Much has been written about the challenges and issues that companies will face when implementing new policies and adjusting to the obligations of the new European General Data Protection Regulation, GDPR in short. The following paragraphs will give you the gist of the new Regulation and the essential elements that you must take into consideration in your endeavors to adjust to the GDPR, which will take effect across the EU as of May 25, 2018. There is enough time for your organization to adjust, but work must start now. Our key approach in implementing new obligations and making the necessary adjustments to this new European framework for personal data collection and processing is based on two simple rules: simplicity and efficiency.

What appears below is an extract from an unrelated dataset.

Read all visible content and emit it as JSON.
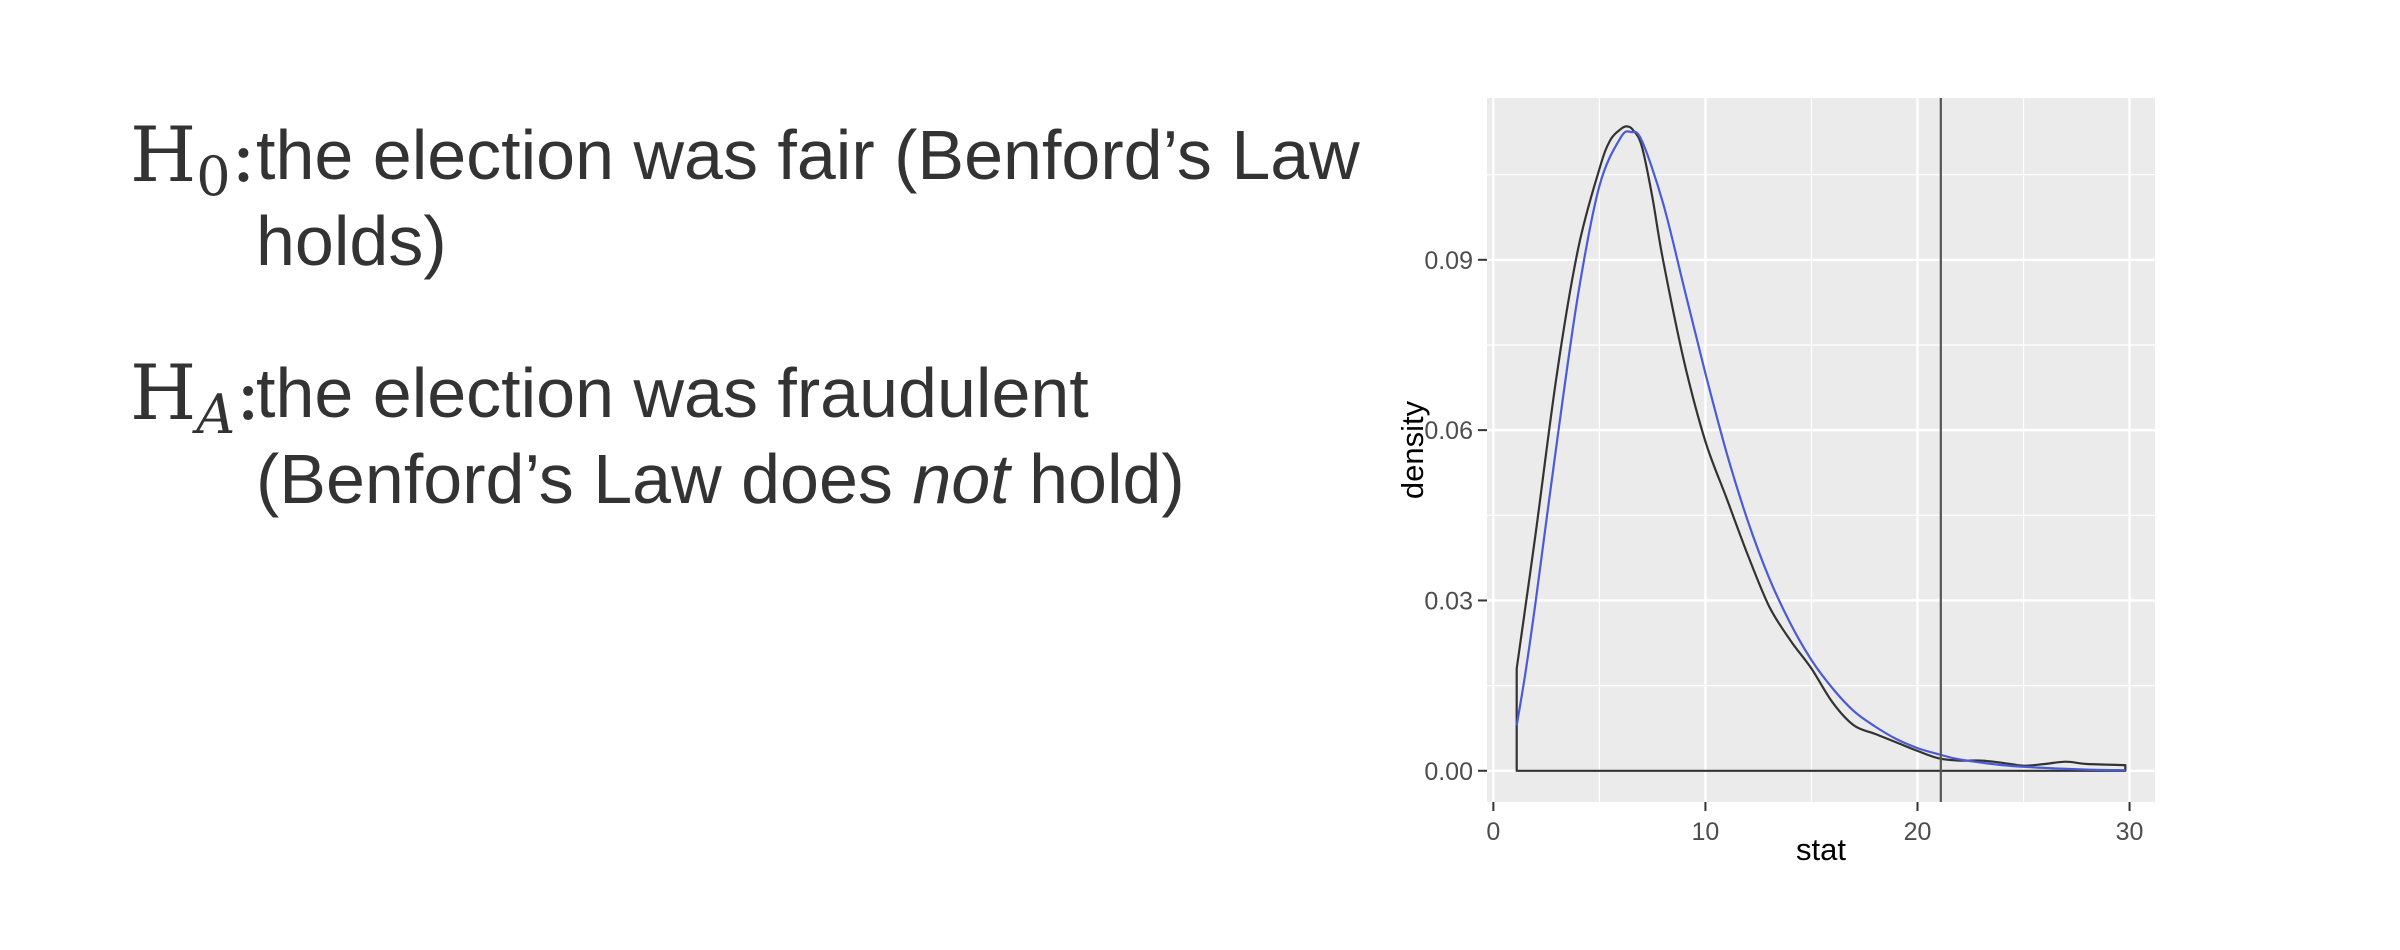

The rationale of the new GDPR
The current EU data protection framework is based on a 1995 Directive (95/46/EC) that precedes the age of social media and e-commerce. The new framework which was approved on April 27th of last year and focuses on giving EU data subjects more control over their personal data by expanding and clearly defining their rights. In doing so, the legislation has sought to make the purpose of data collection and the way in which data will be processed more transparent. And this will have to be clearly reflected in the policies that your organization sets forth. The GDPR also attempts to standardize some of the communication with the data subject (use of icons, visual simplification, access, etc.).

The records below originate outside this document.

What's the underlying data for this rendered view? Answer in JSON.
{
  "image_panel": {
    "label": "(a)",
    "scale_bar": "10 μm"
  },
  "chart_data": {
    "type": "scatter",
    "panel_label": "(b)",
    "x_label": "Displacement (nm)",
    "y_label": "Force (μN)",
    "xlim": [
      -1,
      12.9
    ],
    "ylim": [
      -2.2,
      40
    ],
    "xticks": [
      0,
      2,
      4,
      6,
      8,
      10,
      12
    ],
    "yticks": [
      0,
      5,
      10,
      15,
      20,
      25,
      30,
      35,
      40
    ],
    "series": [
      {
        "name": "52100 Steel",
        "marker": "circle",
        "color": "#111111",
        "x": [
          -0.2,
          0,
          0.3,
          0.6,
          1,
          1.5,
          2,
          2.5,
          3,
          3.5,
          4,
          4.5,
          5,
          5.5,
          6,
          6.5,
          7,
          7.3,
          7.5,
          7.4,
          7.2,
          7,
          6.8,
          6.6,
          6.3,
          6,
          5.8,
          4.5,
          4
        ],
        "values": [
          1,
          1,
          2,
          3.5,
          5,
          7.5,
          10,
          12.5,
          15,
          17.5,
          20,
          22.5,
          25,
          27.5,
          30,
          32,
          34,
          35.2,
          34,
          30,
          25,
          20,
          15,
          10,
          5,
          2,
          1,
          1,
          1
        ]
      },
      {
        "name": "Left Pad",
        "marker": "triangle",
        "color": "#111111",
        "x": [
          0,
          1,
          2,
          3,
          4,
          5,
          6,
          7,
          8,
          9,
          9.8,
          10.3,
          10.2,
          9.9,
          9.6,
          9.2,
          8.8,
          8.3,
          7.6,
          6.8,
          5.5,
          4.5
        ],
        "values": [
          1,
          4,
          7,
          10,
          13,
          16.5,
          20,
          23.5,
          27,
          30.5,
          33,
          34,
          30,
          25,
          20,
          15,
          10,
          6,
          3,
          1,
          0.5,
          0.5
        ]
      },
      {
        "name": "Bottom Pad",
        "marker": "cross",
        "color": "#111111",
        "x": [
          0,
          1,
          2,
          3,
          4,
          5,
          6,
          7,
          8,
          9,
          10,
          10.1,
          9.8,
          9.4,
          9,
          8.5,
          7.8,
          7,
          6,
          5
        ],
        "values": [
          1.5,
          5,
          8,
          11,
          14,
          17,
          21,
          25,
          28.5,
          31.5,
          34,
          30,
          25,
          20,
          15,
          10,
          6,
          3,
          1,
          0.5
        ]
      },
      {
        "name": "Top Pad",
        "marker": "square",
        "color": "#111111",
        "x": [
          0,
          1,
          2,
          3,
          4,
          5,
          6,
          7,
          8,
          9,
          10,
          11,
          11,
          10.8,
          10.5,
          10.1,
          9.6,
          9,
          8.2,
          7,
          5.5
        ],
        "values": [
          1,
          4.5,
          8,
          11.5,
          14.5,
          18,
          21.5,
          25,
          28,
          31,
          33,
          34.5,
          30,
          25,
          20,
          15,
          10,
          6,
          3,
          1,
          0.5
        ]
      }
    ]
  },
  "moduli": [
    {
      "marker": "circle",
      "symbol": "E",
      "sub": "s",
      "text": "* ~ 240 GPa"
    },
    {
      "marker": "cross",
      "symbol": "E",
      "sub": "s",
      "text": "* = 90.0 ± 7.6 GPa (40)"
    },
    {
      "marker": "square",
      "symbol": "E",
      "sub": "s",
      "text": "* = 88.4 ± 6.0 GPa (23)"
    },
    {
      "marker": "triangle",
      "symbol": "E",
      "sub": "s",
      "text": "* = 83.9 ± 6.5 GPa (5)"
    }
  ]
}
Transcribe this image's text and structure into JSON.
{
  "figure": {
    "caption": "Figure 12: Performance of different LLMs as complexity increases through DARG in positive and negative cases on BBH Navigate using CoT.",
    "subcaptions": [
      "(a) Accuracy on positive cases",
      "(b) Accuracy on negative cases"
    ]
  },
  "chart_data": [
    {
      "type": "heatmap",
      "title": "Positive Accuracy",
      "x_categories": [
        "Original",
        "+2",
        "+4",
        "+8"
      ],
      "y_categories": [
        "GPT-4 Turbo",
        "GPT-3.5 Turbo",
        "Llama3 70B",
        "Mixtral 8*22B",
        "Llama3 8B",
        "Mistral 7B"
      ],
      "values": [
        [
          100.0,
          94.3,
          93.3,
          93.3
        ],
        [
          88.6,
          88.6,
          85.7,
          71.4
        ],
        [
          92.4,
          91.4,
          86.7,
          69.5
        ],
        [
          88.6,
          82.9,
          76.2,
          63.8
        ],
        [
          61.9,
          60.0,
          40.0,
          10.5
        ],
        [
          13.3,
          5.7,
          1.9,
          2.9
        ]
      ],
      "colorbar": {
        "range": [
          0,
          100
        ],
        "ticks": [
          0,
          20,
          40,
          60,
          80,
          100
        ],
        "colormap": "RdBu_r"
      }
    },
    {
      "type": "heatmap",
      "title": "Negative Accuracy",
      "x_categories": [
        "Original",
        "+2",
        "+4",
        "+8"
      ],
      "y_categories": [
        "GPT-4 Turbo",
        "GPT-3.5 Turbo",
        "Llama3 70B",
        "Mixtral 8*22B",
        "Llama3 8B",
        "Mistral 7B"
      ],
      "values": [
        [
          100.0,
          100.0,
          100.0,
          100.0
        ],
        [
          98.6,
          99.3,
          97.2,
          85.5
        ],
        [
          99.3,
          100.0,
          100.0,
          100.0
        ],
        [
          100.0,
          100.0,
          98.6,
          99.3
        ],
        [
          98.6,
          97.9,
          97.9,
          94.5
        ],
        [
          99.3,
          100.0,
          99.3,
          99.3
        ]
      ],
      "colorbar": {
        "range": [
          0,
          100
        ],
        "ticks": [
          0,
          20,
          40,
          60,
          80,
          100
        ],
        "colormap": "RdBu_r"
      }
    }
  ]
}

Broadly speaking, the core principles and rules are unchanged. The basic definitions of key concepts such as ‘processing’ or ‘personal data and sensitive data’ remain the same. So do the actors involved like ‘data subject’, ‘controller and processor’ and the ‘DPA – data protection authorities’. The processing of data is still conditional and the same rules of ‘purpose’ and ‘security’, for instance, remain valid*.
Among the fundamental changes are:
- the possibility for local DPAs to impose fines for violations (up to 20 million euro or 4% of a company’s global turnover);
- the implementation of collective action initiatives, by victims of data leaks for instance;
- the increased control of data by the data subjects; and
- the expanded geographic application of the Regulation to companies outside of the EU that offer services and products to persons and entities in the EU (e.g. web shops in China).
The most touchy subject will most probably be the control of personal data by data subjects. And we believe this is the area with the highest exposure to risk. It is therefore important to note that data subject’s consent should be explicit and affirmative (opt-in). This should be verifiable and the data subject must retain the right to change their mind at all times, update their data, and delete their data (and be forgotten). The data subject will also have the right to clear information on the processing of their data and the right to transfer data (portability).
Furthermore, the Regulation introduces two new responsibilities. The ‘privacy by design’ responsibility forces companies to take into account privacy measures when conceptualizing new information collection systems and to limit the data collection and processing to the strict minimum necessary for their legitimate purpose. This measure increases the accountability of companies and incites them to act in line with the GDPR. The second responsibility is the ‘privacy by default’ which stipulates that new collection and processing tools will by default be set to the maximum data protection level and that any deviation from this principle will require the explicit consent of the data subject. This means for instance that pre-filled fields are not recommended.
Which adjustments must you make?
There are three categories of adjustments your organization will need to implement.
- Legal adjustments: you will need to incorporate new and more defined guarantees and protections in your legal documents, including privacy policies and data processing agreements.
- Technical adjustments: new mechanisms will need to be built into your processes to request the explicit consent and allow data subjects to access their data and to save changes, for example.
- Organizational adjustments: you will need to ensure your company’s data handlers are properly informed and trained. For instance, you may need to implement a code of conduct or appoint a data officer.
Which steps should you take?
- Map out existing data streams and identify the different types of processing that your company engages in: describe the process, the purpose, the risks, including who has access, the flow (are third parties involved) etc.
- Assess the impact of the GDPR and devise the most efficient way to simplify and change processes and procedures, and to bring in additional technical and/or organizational safeguards in order to minimize exposure and avoid potential fines.
- Ensure your organization limits its involvement in data collections and processing to what is strictly needed. Ensure that the data is kept only for the duration needed. Review you privacy policies in light of full transparency and clear communication with the data subjects.
- Set in place internal policies to raise awareness and have various departments involved in data collection and processing accountable.
- Appoint a data protection officer that will play a central role in ensuring the above is being implemented and to act as a liaison with the various actors involved.
We are all awaiting more guidance from the Article 29 Working Party to understand how certain provisions will have to be implemented in practical and executable ways. Again, a lot of scary tactics have been used in ushering the new GDPR, but the most important hurdles will be practical ones. For instance, how will companies implement the right to be forgotten? What about the portability of personal data and standard setting? What will be the exposure of data processors in the future? We will know more in the weeks or months to come. Stay tuned!
*As a reminder, to be compliant with the data protection rules in the EU, you must:
- Process personal data in a transparent, compliant and comprehendible manner for the data subject.
- The collection should be pertinent and limited to a clearly stated objective.
- This objective should be specific, explicit and legitimate.
- The collected data should be correct, up to date and relevant.
- The data should be kept only for the period necessary for the processing.
- Security measures should be put in place to protect the data.